In a world and time when everything seems to be speeding up and one can get whiplash reading the news I thought I would write a post about slowing down.
Yesterday I was watching my daughter’s youngest child, B. She is 16 months. We went for a walk to the library and as I always do I let her get out of the stroller so she could walk. In the past she has just been interested in practicing walking. But yesterday she started to notice the world around her as small children often do. Every rock and seed and stick was of interest. And so it took us almost 30 minutes to walk a small stretch of bike path. And I noticed how calm I felt as I focused my attention on the things she was picking up and making sure nothing went into her mouth. There was a calmness in being still, not rushing to get anywhere and just being in the moment with the birds singing in the background.
I had the same feeling on Wednesday. CSA was slow which I suspect had to do with the end of the school year. In the later afternoon I went to return scissors to the greenhouse and noticed a bunch of seedling trays that needed thinning. Earlier I thought I had taken care of all the thinning but I must have missed these. So I paused and in the late afternoon sun I thinned the baby plants. Normally when I am thinning I listen to pod-casts but because this time I worked in silence admiring the lengthening shadows and the sounds of the birds and view over the fields. I gave myself time to just be present and what a joy it was. I noticed the effect as I drove home.
My PT and OT are always reminding me to slow down when I do my exercises so I don’t just let momentum do the work but I really focus on the muscle we are trying to address. And I suppose the same can be said for the brain. We need to take time to slow down and just be present. Over the years I have done yoga and meditation classes. They are fine but they really don’t compare to just being present outdoors in nature.

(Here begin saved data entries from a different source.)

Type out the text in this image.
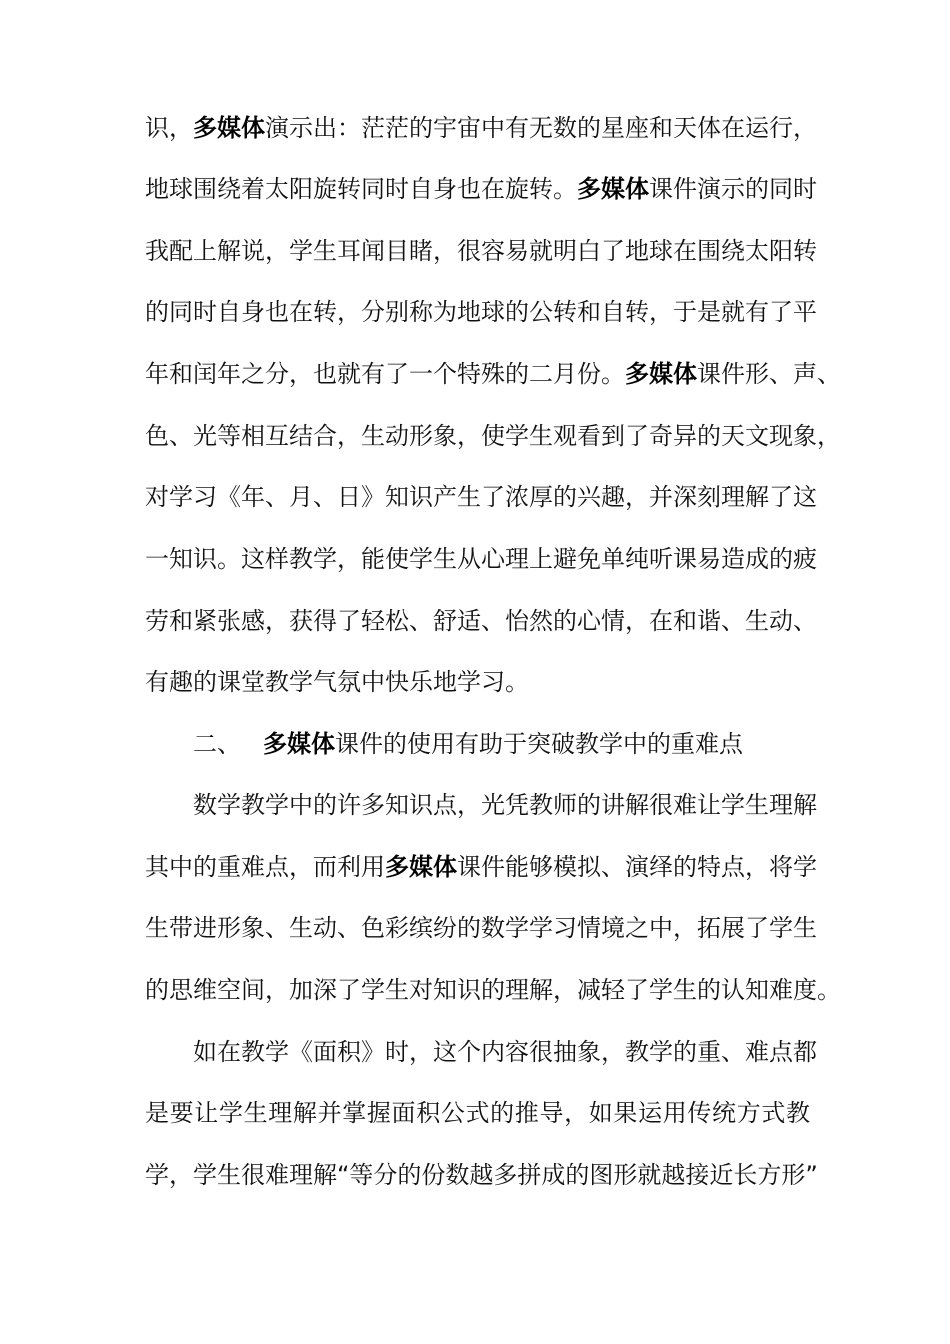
识，多媒体演示出：茫茫的宇宙中有无数的星座和天体在运行，
地球围绕着太阳旋转同时自身也在旋转。多媒体课件演示的同时
我配上解说，学生耳闻目睹，很容易就明白了地球在围绕太阳转
的同时自身也在转，分别称为地球的公转和自转，于是就有了平
年和闰年之分，也就有了一个特殊的二月份。多媒体课件形、声、
色、光等相互结合，生动形象，使学生观看到了奇异的天文现象，
对学习《年、月、日》知识产生了浓厚的兴趣，并深刻理解了这
一知识。这样教学，能使学生从心理上避免单纯听课易造成的疲
劳和紧张感，获得了轻松、舒适、怡然的心情，在和谐、生动、
有趣的课堂教学气氛中快乐地学习。
二、 多媒体课件的使用有助于突破教学中的重难点
数学教学中的许多知识点，光凭教师的讲解很难让学生理解
其中的重难点，而利用多媒体课件能够模拟、演绎的特点，将学
生带进形象、生动、色彩缤纷的数学学习情境之中，拓展了学生
的思维空间，加深了学生对知识的理解，减轻了学生的认知难度。
如在教学《面积》时，这个内容很抽象，教学的重、难点都
是要让学生理解并掌握面积公式的推导，如果运用传统方式教
学，学生很难理解“等分的份数越多拼成的图形就越接近长方形”
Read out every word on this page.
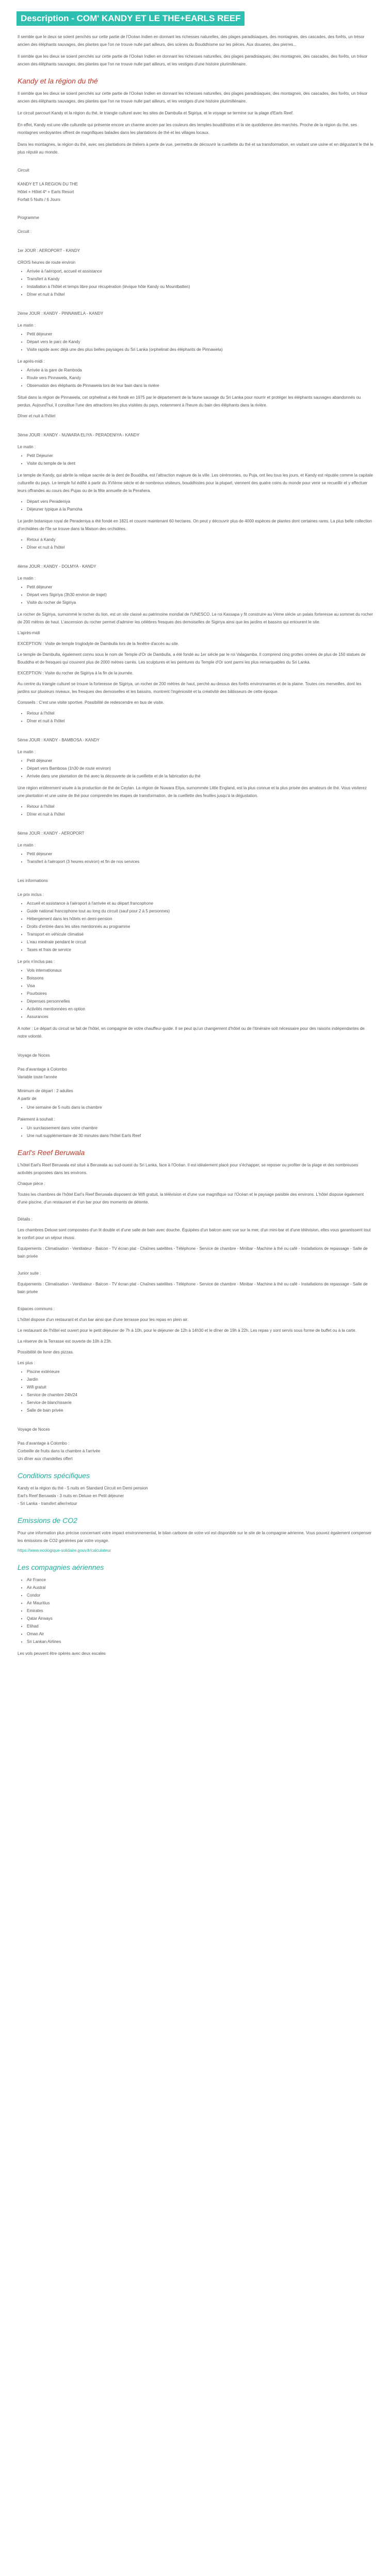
Description - COM' KANDY ET LE THE+EARLS REEF

Il semble que le deux se soient penchés sur cette partie de l'Océan Indien en donnant les richesses naturelles, des plages paradisiaques, des montagnes, des cascades, des forêts, un trésor ancien des éléphants sauvages, des plantes que l'on ne trouve nulle part ailleurs, des scènes du Bouddhisme sur les pièces. Aux douanes, des pierres...

Il semble que les dieux se soient penchés sur cette partie de l'Océan Indien en donnant les richesses naturelles, des plages paradisiaques, des montagnes, des cascades, des forêts, un trésor ancien des éléphants sauvages, des plantes que l'on ne trouve nulle part ailleurs, et les vestiges d'une histoire plurimillénaire.

Kandy et la région du thé

Il semble que les dieux se soient penchés sur cette partie de l'Océan Indien en donnant les richesses naturelles, des plages paradisiaques, des montagnes, des cascades, des forêts, un trésor ancien des éléphants sauvages, des plantes que l'on ne trouve nulle part ailleurs, et les vestiges d'une histoire plurimillénaire.

Le circuit parcourt Kandy et la région du thé, le triangle culturel avec les sites de Dambulla et Sigiriya, et le voyage se termine sur la plage d'Earls Reef.

En effet, Kandy est une ville culturelle qui présente encore un charme ancien par les couleurs des temples bouddhistes et la vie quotidienne des marchés. Proche de la région du thé, ses montagnes verdoyantes offrent de magnifiques balades dans les plantations de thé et les villages locaux.

Dans les montagnes, la région du thé, avec ses plantations de théiers à perte de vue, permettra de découvrir la cueillette du thé et sa transformation, en visitant une usine et en dégustant le thé le plus réputé au monde.

Circuit
KANDY ET LA REGION DU THE
Hôtel + Hôtel 4* + Earls Resort
Forfait 5 Nuits / 6 Jours
Programme
Circuit :
1er JOUR : AEROPORT - KANDY
CROIS heures de route environ
• Arrivée à l'aéroport, accueil et assistance
• Transfert à Kandy
• Installation à l'hôtel et temps libre pour récupération (lévique hôte Kandy ou Mountbatten)
• Dîner et nuit à l'hôtel
2ème JOUR : KANDY - PINNAWELA - KANDY
Le matin :
• Petit déjeuner
• Départ vers le parc de Kandy
• Visite rapide avec déjà une des plus belles paysages du Sri Lanka (orphelinat des éléphants de Pinnawela)
Le après-midi :
• Arrivée à la gare de Ramboda
• Route vers Pinnawela, Kandy
• Observation des éléphants de Pinnawela lors de leur bain dans la rivière

Situé dans la région de Pinnawela, cet orphelinat a été fondé en 1975 par le département de la faune sauvage du Sri Lanka pour nourrir et protéger les éléphants sauvages abandonnés ou perdus. Aujourd'hui, il constitue l'une des attractions les plus visitées du pays, notamment à l'heure du bain des éléphants dans la rivière.

Dîner et nuit à l'hôtel
3ème JOUR : KANDY - NUWARA ELIYA - PERADENIYA - KANDY
Le matin :
• Petit Déjeuner
• Visite du temple de la dent

Le temple de Kandy, qui abrite la relique sacrée de la dent de Bouddha, est l'attraction majeure de la ville. Les cérémonies, ou Puja, ont lieu tous les jours, et Kandy est réputée comme la capitale culturelle du pays. Le temple fut édifié à partir du XVIème siècle et de nombreux visiteurs, bouddhistes pour la plupart, viennent des quatre coins du monde pour venir se recueillir et y effectuer leurs offrandes au cours des Pujas ou de la fête annuelle de la Perahera.

• Départ vers Peradeniya
• Déjeuner typique à la Pamoha

Le jardin botanique royal de Peradeniya a été fondé en 1821 et couvre maintenant 60 hectares. On peut y découvrir plus de 4000 espèces de plantes dont certaines rares. La plus belle collection d'orchidées de l'île se trouve dans la Maison des orchidées.

• Retour à Kandy
• Dîner et nuit à l'hôtel
4ème JOUR : KANDY - DOLMYA - KANDY
Le matin :
• Petit déjeuner
• Départ vers Sigiriya (3h30 environ de trajet)
• Visite du rocher de Sigiriya

Le rocher de Sigiriya, surnommé le rocher du lion, est un site classé au patrimoine mondial de l'UNESCO. Le roi Kassapa y fit construire au Vème siècle un palais forteresse au sommet du rocher de 200 mètres de haut. L'ascension du rocher permet d'admirer les célèbres fresques des demoiselles de Sigiriya ainsi que les jardins et bassins qui entourent le site.

L'après-midi

EXCEPTION : Visite de temple troglodyte de Dambulla lors de la fenêtre d'accès au site.

Le temple de Dambulla, également connu sous le nom de Temple d'Or de Dambulla, a été fondé au 1er siècle par le roi Valagamba. Il comprend cinq grottes ornées de plus de 150 statues de Bouddha et de fresques qui couvrent plus de 2000 mètres carrés. Les sculptures et les peintures du Temple d'Or sont parmi les plus remarquables du Sri Lanka.

EXCEPTION : Visite du rocher de Sigiriya à la fin de la journée.

Au centre du triangle culturel se trouve la forteresse de Sigiriya, un rocher de 200 mètres de haut, perché au-dessus des forêts environnantes et de la plaine. Toutes ces merveilles, dont les jardins sur plusieurs niveaux, les fresques des demoiselles et les bassins, montrent l'ingéniosité et la créativité des bâtisseurs de cette époque.

Consseils : C'est une visite sportive. Possibilité de redescendre en bus de visite.

• Retour à l'hôtel
• Dîner et nuit à l'hôtel
5ème JOUR : KANDY - BAMBOSA - KANDY
Le matin :
• Petit déjeuner
• Départ vers Bambosa (1h30 de route environ)
• Arrivée dans une plantation de thé avec la découverte de la cueillette et de la fabrication du thé

Une région entièrement vouée à la production de thé de Ceylan. La région de Nuwara Eliya, surnommée Little England, est la plus connue et la plus prisée des amateurs de thé. Vous visiterez une plantation et une usine de thé pour comprendre les étapes de transformation, de la cueillette des feuilles jusqu'à la dégustation.

• Retour à l'hôtel
• Dîner et nuit à l'hôtel
6ème JOUR : KANDY - AEROPORT
Le matin :
• Petit déjeuner
• Transfert à l'aéroport (3 heures environ) et fin de nos services
Les informations
Le prix inclus :
• Accueil et assistance à l'aéroport à l'arrivée et au départ francophone
• Guide national francophone tout au long du circuit (sauf pour 2 à 5 personnes)
• Hébergement dans les hôtels en demi-pension
• Droits d'entrée dans les sites mentionnés au programme
• Transport en véhicule climatisé
• L'eau minérale pendant le circuit
• Taxes et frais de service
Le prix n'inclus pas :
• Vols internationaux
• Boissons
• Visa
• Pourboires
• Dépenses personnelles
• Activités mentionnées en option
• Assurances

A noter : Le départ du circuit se fait de l'hôtel, en compagnie de votre chauffeur-guide. Il se peut qu'un changement d'hôtel ou de l'itinéraire soit nécessaire pour des raisons indépendantes de notre volonté.

Voyage de Noces
Pas d'avantage à Colombo
Variable toute l'année
Minimum de départ : 2 adultes
A partir de
• Une semaine de 5 nuits dans la chambre
Paiement à souhait :
• Un surclassement dans votre chambre
• Une nuit supplémentaire de 30 minutes dans l'hôtel Earls Reef
Earl's Reef Beruwala

L'hôtel Earl's Reef Beruwala est situé à Beruwala au sud-ouest du Sri Lanka, face à l'Océan. Il est idéalement placé pour s'échapper, se reposer ou profiter de la plage et des nombreuses activités proposées dans les environs.

Chaque pièce :

Toutes les chambres de l'hôtel Earl's Reef Beruwala disposent de Wifi gratuit, la télévision et d'une vue magnifique sur l'Océan et le paysage paisible des environs. L'hôtel dispose également d'une piscine, d'un restaurant et d'un bar pour des moments de détente.

Détails :

Les chambres Deluxe sont composées d'un lit double et d'une salle de bain avec douche. Équipées d'un balcon avec vue sur la mer, d'un mini-bar et d'une télévision, elles vous garantissent tout le confort pour un séjour réussi.

Equipements : Climatisation - Ventilateur - Balcon - TV écran plat - Chaînes satellites - Téléphone - Service de chambre - Minibar - Machine à thé ou café - Installations de repassage - Salle de bain privée

Junior suite :

Equipements : Climatisation - Ventilateur - Balcon - TV écran plat - Chaînes satellites - Téléphone - Service de chambre - Minibar - Machine à thé ou café - Installations de repassage - Salle de bain privée

Espaces communs :

L'hôtel dispose d'un restaurant et d'un bar ainsi que d'une terrasse pour les repas en plein air.

Le restaurant de l'hôtel est ouvert pour le petit déjeuner de 7h à 10h, pour le déjeuner de 12h à 14h30 et le dîner de 19h à 22h. Les repas y sont servis sous forme de buffet ou à la carte.

La réserve de la Terrasse est ouverte de 10h à 23h.

Possibilité de livrer des pizzas.

Les plus :
• Piscine extérieure
• Jardin
• Wifi gratuit
• Service de chambre 24h/24
• Service de blanchisserie
• Salle de bain privée
Voyage de Noces
Pas d'avantage à Colombo :
Corbeille de fruits dans la chambre à l'arrivée
Un dîner aux chandelles offert
Conditions spécifiques
Kandy et la région du thé - 5 nuits en Standard Circuit en Demi pension
Earl's Reef Beruwala - 3 nuits en Deluxe en Petit déjeuner
- Sri Lanka - transfert aller/retour
Emissions de CO2

Pour une information plus précise concernant votre impact environnemental, le bilan carbone de votre vol est disponible sur le site de la compagnie aérienne. Vous pouvez également compenser les émissions de CO2 générées par votre voyage.

https://www.ecologique-solidaire.gouv.fr/calculateur
Les compagnies aériennes
• Air France
• Air Austral
• Condor
• Air Mauritius
• Emirates
• Qatar Airways
• Etihad
• Oman Air
• Sri Lankan Airlines
Les vols peuvent être opérés avec deux escales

On a separate note Roen got off the school bus yesterday with a giant bag of stuff she had created at school. I can only imagine what her cubby and desk looked like at school. Well I don’t need to imagine as I was also one whose desk and cubby was a disaster of paper by the end of the year. After she dumped her stuff and rushed off to play with her friend, a boy her age who lives across the street, I peeked into her backpack which was also stuffed to the brim with papers. In it I found the most marvelous bit of writing about an imagined “Arctic Fox” that was a marsupial and had two pouches (one for a baby and one for things it collected). It was venomous but does not make it’s own venom but instead tricks venomous snakes into it’s pouch and uses the snakes venom. And then there were lines about camouflage and protecting itself and it’s den from predators. It was classic Roen…over the top and super imaginative. And like myself Roen is going to have to learn to slow down at times.